Smith's slog-sweeps and leg-side pick-ups earned him occasional glares from the animated Sajid, but finally forced Shan Masood to make a bowling change. For the first time since they racked up 823 in the first Test, England's batters were making the running: when the seventh-wicket stand passed 100, they had emphatically reclaimed the ascendancy.

Atkinson fell shortly after, and Smith upped the ante even further, using his feet and launching Zahid Mahmood's legspin for two straight sixes in the space of three balls. He had to drag himself off after miscuing a slog-sweep straight up in the air to fall for 89, but his innings had changed not only the day, but potentially the series.

This was the scenario that England had in mind when they picked Smith at the expense of Ben Foakes, who had scored at a strike rate below 40 in India. "We feel that he can soak up pressure… but his challenge is to bring that other side to his game," said Rob Key, England's managing director. "We want someone who can have both those forms of batting, and we feel that Jamie Smith can do that."

Key has admired Smith ever since he watched him play a breakthrough innings in Galle 18 months ago, hitting eight sixes in his 126 off 82 balls for England Lions.

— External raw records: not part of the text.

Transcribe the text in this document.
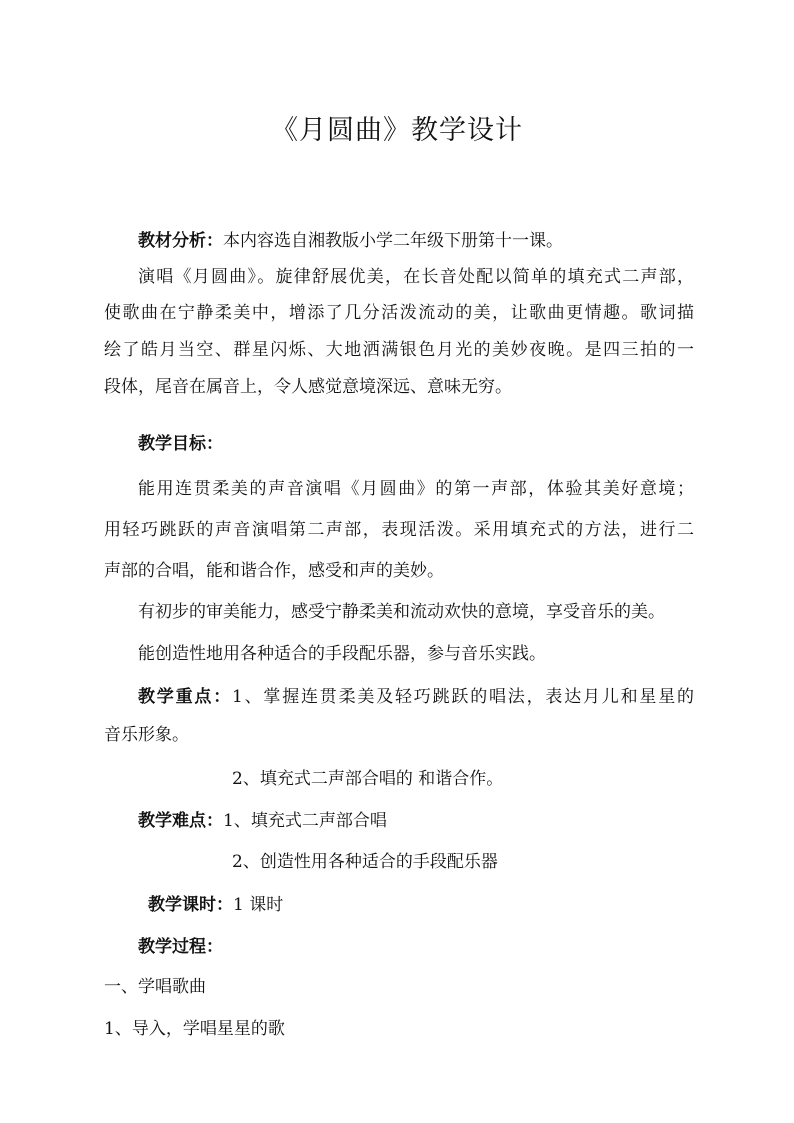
《月圆曲》教学设计
教材分析：本内容选自湘教版小学二年级下册第十一课。
演唱《月圆曲》。旋律舒展优美，在长音处配以简单的填充式二声部，
使歌曲在宁静柔美中，增添了几分活泼流动的美，让歌曲更情趣。歌词描
绘了皓月当空、群星闪烁、大地洒满银色月光的美妙夜晚。是四三拍的一
段体，尾音在属音上，令人感觉意境深远、意味无穷。
教学目标：
能用连贯柔美的声音演唱《月圆曲》的第一声部，体验其美好意境；
用轻巧跳跃的声音演唱第二声部，表现活泼。采用填充式的方法，进行二
声部的合唱，能和谐合作，感受和声的美妙。
有初步的审美能力，感受宁静柔美和流动欢快的意境，享受音乐的美。
能创造性地用各种适合的手段配乐器，参与音乐实践。
教学重点：1、掌握连贯柔美及轻巧跳跃的唱法，表达月儿和星星的
音乐形象。
2、填充式二声部合唱的 和谐合作。
教学难点：1、填充式二声部合唱
2、创造性用各种适合的手段配乐器
教学课时：1 课时
教学过程：
一、学唱歌曲
1、导入，学唱星星的歌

He had shown his adaptability across his first eight Tests, scoring three half-centuries and a hundred, but the circumstances made this his finest innings yet.

For all that Smith looked the part during England's home summer, playing overseas is a different matter altogether. It is not just about dealing with new conditions, but the intensity of the environment: Ben Stokes described this tour as "Groundhog Day", with England's presidential-level security confining them to their hotels outside of training and playing.

Smith has never set foot in Pakistan before and his first experience of keeping wicket overseas in a Test match asked questions of his endurance as much as his skill. In Pakistan's first innings in Multan, he took a leg-side strangle in the fourth over, then missed his only other chance - a stumping off Joe Root - some 143 overs later in the blazing sun.

The second Test was harder still: "You will not get a tougher set of conditions to keep wicket," said Brendon McCullum, a man who would know. Standing as close to the stumps off seamers as he had since Under-11s level, by his reckoning, Smith dropped a costly chance when Salman Agha was on 4. He went on to make 63, which took the game beyond England's reach.

But Smith has impressed England with his mentality throughout his first run in their side: assistant coach Paul Collingwood says he "never seems to change his demeanour, no matter what's happening". At 24, it is an impressive trait - one Smith believes he developed while playing with older team-mates when promoted early in Surrey's age-group system.

He is fast becoming England's man for a crisis. "I don't mind those situations: there is not too much to lose and seems like everything to gain," he said. "I want to be someone that does it in all conditions - not just at home - and against spin and seam, so to come out here and to put in that performance is quite pleasing."

Smith will be named in England's squad to tour New Zealand when this series ends but will be unavailable for at least one Test - and potentially all three - due to paternity leave, with his partner expecting in mid-December. He is yet to make a "firm decision" on how many games he will miss - but on this evidence, England will clearly miss him.